Mr Cameron was asked if he was comfortable with giving private security operatives the right to "shoot to kill" if necessary, and told BBC One's Andrew Marr Show: "We have to make choices.
"Frankly, the extent of the hijack and ransom of ships round the Horn of Africa is a complete stain on our world.
"The fact that a bunch of pirates in Somalia are managing to hold to ransom the rest of the world and our trading system is a complete insult and the rest of the world needs to come together with much more vigour."
The International Chamber of Shipping (ICS), which represents over 80% of the world's merchant fleet, welcomed the move as likely to have a deterrent effect - but said it was only a "short-term measure".
Secretary general Peter Hinchliffe said the ICS was concerned about how pirates would respond to the move.
"To date, no ships with armed guards on board have been captured. But pirates will respond with increased firepower to overwhelm the armed guards, and when that happens the impact on the crew will be pretty dreadful," he told Reuters.
Peter Cook, director of the Security Association for the Maritime Industry (Sami), welcomed the policy change, but Commodore Angus Menzies, from the Honourable Company of Master Mariners, said it would "shift the problem elsewhere".
Mr Cook said many armed guards were former Royal Navy and Royal Marines personnel, and he added: "With the current redundancies it has provided them with an ideal place to go."
Transport Secretary Justine Greening said it was "sensible" for ships to be able to take "appropriate measures to protect their crew and cargo".
Shadow Foreign Office Minister, John Spellar, welcomed the move but said more details were needed from the government about how it would be implemented.
High velocity rifles
Sami director Mr Cook said most armed guards would be using high velocity rifles, which were used to "deter pirates" from attempting to board a ship.
He confirmed that no vessel with armed guards had been taken over by pirates, and said in several cases guards had fired shots at pirates.
The general secretary of the International Transport Workers' Federation, David Cockroft, told the BBC: "This is a reassuring move for the seafarers, but the worry is that in the past we've seen the pirates respond to each new defensive measure by choosing heavier weapons and more savagery.

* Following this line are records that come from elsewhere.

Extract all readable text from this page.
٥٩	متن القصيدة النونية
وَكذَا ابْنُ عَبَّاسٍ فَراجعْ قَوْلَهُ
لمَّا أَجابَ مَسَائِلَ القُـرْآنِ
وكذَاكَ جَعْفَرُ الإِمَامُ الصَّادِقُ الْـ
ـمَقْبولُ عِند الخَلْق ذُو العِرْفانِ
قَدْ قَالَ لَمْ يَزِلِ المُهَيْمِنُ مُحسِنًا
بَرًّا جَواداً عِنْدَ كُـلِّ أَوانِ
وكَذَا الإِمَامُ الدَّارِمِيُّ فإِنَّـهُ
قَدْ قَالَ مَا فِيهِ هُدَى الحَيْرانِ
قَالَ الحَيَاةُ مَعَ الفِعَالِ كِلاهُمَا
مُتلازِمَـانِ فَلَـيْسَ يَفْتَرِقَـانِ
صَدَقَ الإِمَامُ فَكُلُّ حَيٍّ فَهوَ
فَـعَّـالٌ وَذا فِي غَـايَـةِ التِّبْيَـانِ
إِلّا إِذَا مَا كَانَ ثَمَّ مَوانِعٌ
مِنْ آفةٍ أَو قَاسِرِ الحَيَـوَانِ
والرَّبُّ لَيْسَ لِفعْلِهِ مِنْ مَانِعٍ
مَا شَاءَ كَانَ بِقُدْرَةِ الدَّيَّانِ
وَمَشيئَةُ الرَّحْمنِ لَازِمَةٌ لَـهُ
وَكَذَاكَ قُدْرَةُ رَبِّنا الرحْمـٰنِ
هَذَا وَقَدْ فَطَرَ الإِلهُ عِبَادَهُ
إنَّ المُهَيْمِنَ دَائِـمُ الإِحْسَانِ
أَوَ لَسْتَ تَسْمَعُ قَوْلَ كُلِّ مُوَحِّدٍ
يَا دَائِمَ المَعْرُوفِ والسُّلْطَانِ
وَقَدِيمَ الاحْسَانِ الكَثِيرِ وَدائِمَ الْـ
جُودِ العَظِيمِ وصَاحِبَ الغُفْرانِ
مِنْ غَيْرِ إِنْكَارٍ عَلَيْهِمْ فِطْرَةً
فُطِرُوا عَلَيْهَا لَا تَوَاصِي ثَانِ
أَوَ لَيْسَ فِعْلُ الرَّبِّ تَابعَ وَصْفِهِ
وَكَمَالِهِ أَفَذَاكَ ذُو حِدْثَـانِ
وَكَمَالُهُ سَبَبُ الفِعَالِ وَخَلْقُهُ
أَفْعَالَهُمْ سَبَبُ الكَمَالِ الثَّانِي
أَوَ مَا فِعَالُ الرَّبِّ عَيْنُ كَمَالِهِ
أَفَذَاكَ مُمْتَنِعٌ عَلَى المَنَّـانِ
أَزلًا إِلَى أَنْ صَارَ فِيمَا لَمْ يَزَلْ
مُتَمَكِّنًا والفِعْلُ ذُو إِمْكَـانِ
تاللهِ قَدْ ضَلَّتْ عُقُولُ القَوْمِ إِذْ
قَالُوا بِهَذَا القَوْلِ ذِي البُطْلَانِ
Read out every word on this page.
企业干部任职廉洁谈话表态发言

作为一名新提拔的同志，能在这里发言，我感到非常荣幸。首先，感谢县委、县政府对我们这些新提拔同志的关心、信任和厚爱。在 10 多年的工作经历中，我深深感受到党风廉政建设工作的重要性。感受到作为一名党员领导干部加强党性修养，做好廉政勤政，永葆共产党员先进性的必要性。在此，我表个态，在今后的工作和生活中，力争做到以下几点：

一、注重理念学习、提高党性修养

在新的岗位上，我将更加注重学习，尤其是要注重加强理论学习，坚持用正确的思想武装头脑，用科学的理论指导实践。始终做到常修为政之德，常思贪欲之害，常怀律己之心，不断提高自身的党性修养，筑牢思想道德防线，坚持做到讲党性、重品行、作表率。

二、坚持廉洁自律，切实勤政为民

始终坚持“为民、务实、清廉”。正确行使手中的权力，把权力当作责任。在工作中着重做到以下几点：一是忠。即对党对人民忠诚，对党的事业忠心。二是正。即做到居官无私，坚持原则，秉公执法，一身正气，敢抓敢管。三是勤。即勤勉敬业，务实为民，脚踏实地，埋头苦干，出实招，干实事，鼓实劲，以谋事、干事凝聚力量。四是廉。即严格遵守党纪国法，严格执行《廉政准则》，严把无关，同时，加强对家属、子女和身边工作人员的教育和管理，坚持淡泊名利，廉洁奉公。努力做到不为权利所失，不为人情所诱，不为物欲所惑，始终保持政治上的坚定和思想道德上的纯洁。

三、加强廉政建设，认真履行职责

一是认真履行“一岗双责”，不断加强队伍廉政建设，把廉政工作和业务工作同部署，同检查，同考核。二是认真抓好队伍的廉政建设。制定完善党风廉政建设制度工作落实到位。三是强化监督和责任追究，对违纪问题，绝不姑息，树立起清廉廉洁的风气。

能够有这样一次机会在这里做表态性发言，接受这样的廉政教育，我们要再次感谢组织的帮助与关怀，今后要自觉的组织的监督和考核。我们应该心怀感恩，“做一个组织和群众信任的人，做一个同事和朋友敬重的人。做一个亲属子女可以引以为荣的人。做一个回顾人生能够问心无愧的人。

"There is no substitute for all the big shipping flags taking the fight to the pirates themselves, with action against their bases, arrests and jailings."
"So far some of the biggest registers, all flags of convenience, are leaving it all to Nato, EU Navfor, combined forces and a few independent deployments."
Maritime risk consultants Haymarket said the introduction of armed guards would save the British shipping and insurance industries millions of pounds.
John Bisseru, a maritime risk specialist at the firm, said: "Prevention is the way forward, and qualified and trained armed guards will be significant step."
France and Spain provide so-called military vessel protection detachments, while Italy is planning a similar measure.
In July, the Foreign Office Minister Mr Bellingham said limited military resources meant it was not possible to free up Royal Marines for a ship protection role.
Other counter-piracy measures being taken include offering support from Treasury officials to Kenya to help its officials track down pirates' assets.
Mr Cameron also said help could be given to countries such as the Seychelles and Mauritius who were acting to bring pirates to court and imprison them.